Shipyard workers and others in the maritime trades were at special risk for much of the 20th century. Asbestos tiles and insulators were favored as a flame retardant in ships and port facilities, leaving the Port of New Orleans and many of the Bayou State's ship contaminated with several chemicals and materials including asbestos.
A longshoreman with a long career working on the New Orleans Riverfront was recently vindicated after two years battling mesothelioma, a rare cancer affecting the linings of lungs and other organs. His legal fight for medical expenses led to settlements with several stevedoring companies, but he also secured a jury verdict of nearly $3 million from the defendants who fought his claims.

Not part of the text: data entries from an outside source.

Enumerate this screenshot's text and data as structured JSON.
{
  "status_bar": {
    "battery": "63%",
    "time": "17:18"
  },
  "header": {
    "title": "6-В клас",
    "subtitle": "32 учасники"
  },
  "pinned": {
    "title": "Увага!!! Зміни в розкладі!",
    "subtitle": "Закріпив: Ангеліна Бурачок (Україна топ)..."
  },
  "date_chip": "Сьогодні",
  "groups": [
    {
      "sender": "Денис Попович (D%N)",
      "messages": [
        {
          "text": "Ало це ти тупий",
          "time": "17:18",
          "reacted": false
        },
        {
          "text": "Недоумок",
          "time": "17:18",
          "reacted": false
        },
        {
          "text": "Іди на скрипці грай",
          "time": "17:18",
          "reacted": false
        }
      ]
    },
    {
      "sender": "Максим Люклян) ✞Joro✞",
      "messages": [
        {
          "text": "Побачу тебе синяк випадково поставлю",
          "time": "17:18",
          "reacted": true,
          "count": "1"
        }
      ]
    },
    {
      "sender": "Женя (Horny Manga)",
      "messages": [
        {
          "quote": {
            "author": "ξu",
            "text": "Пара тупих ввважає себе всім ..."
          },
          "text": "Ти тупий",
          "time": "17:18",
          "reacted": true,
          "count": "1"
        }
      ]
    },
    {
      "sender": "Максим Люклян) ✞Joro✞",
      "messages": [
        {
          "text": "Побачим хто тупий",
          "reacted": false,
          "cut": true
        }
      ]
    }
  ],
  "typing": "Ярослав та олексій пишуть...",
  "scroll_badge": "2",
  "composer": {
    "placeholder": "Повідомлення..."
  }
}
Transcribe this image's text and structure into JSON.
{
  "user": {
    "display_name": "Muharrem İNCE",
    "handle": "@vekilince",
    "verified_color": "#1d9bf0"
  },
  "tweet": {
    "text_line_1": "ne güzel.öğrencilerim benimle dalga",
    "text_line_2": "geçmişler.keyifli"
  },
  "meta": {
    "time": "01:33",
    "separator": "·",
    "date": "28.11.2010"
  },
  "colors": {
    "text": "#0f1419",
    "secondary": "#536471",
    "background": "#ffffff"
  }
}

Economic damages, including past and future medical expenses related to a diagnosis, make up a little under half of the verdict. Noneconomic damages, including loss of enjoyment of life and the emotional trauma of the diagnosis and treatment, make up much of the remainder.
People battling the consequences of exposure to asbestos have the right to file claims for similar damages. An attorney can help review the medical facts, build the evidentiary case for a claim and settle out of courts with defendants or press a case to trial for a jury verdict.